SEOUL (Reuters) - China does not back efforts by Washington and Seoul to punish North Korea at the United Nations for its uranium enrichment programme and wants six-party talks to deal with the issue, a top South Korean envoy said on Saturday.
International disagreement over how to deal with the North's growing nuclear capability comes just days after inter-Korean talks collapsed, as diplomatic efforts to defuse simmering tensions on the divided peninsula faltered.
The six-party talks, which offer Pyongyang aid and diplomatic recognition in return for disabling its nuclear weapons programme, were last held two years ago.
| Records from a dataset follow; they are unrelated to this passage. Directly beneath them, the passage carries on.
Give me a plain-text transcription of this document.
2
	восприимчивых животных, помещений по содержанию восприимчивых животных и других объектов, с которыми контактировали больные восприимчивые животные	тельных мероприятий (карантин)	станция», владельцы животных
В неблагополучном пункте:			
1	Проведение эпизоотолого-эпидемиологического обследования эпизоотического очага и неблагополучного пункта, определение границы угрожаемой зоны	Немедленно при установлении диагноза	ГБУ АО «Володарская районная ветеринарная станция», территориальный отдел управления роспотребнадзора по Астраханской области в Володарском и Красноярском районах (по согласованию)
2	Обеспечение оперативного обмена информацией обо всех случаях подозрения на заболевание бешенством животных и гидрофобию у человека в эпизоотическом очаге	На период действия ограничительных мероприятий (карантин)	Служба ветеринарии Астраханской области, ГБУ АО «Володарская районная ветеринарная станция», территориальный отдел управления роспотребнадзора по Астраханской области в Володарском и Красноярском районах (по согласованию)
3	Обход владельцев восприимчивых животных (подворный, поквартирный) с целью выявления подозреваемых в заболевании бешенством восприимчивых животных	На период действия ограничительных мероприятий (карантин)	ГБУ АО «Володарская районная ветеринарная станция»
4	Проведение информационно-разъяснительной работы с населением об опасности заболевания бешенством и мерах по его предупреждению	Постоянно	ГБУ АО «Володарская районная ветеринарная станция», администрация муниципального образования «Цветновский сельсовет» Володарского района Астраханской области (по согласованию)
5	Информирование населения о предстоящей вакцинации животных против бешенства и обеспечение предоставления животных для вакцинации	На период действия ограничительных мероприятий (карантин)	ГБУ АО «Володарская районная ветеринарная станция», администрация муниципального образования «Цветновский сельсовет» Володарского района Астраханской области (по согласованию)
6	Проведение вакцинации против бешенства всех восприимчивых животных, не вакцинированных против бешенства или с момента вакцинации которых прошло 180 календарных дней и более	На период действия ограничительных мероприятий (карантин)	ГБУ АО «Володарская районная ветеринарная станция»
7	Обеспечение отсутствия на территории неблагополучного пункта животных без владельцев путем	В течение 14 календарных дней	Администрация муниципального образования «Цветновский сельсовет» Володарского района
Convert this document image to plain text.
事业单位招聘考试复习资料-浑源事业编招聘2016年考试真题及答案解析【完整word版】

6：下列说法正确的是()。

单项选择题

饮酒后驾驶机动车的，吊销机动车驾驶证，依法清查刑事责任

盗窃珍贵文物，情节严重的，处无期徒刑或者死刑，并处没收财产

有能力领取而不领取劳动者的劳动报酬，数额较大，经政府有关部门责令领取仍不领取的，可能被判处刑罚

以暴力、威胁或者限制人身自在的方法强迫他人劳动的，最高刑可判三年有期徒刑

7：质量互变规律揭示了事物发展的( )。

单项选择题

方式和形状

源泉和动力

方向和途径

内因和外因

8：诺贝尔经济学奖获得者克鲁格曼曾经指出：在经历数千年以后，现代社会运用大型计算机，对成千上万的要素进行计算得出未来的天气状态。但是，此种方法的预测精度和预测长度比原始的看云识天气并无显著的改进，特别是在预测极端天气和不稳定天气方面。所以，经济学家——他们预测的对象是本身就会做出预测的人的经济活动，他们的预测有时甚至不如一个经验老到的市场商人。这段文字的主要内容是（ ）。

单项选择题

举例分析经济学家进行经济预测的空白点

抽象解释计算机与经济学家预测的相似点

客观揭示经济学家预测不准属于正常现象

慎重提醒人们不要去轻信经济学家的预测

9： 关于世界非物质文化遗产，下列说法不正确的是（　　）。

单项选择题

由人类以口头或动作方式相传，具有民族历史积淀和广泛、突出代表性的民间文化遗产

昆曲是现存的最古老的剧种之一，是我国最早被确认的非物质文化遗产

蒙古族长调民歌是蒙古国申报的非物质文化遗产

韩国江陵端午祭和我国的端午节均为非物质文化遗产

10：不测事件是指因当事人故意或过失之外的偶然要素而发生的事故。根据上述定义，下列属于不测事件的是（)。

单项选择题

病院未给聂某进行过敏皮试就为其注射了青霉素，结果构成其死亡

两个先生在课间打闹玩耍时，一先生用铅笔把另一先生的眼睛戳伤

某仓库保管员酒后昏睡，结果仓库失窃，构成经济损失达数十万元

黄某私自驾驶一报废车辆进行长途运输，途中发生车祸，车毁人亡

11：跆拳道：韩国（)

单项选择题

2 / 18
They collapsed when the North quit in protest against U.N. sanctions for its nuclear and missile tests.
The six-way talks started in 2003 and are chaired by China, and also involve the United States, Japan and Russia.
"Both sides were concerned about it (the North's uranium enrichment programme) and will work closely," the South's nuclear envoy Wi Sung-lac told Reuters after a two-day visit to Beijing to discuss the issue with his Chinese counterpart.
But Wi said China disagreed that the United Nations should be involved, and said the six-sided forum should deal with it.
The North and its main ally and benefactor China have called for the six-party talks to be restarted, but Washington, Seoul and Tokyo have questioned the North's sincerity about denuclearizing, pointing to its uranium enrichment as proof.
Tensions spiked on the peninsula last year after the sinking of South Korean warship and the North's shelling of a remote South Korean island. The North denies it was responsible for sinking the ship and says it was provoked into shelling the island.
In November, the North raised international security concerns when it revealed big advances in its uranium enrichment programme, giving it a second route to make an atomic bomb along with its plutonium progamme.
The North says the uranium programme is for peaceful energy means, but Washington and Seoul says it contravenes a 2005 agreement and Security Council resolutions, and that Pyongyang should be reprimanded by the United Nations.
Both Beijing and Washington have said that before the six-party nuclear talks can reconvene, the two Koreas, still technically at war after signing only a truce to end the 1950-53 Korean War, must iron out their differences at bilateral talks.
This week, military officers from the two Koreas met for the first time since last November's attack on Yeonpyeong island, but discussions collapsed when they failed to agree on an agenda and rank of participants for a higher-level meeting.
Analysts say the two Koreas will likely return to the negotiating table again, under pressure from Beijing and Washington. However, they say six-party talks are a long way off as both the South and the United States doubt the North's sincerity.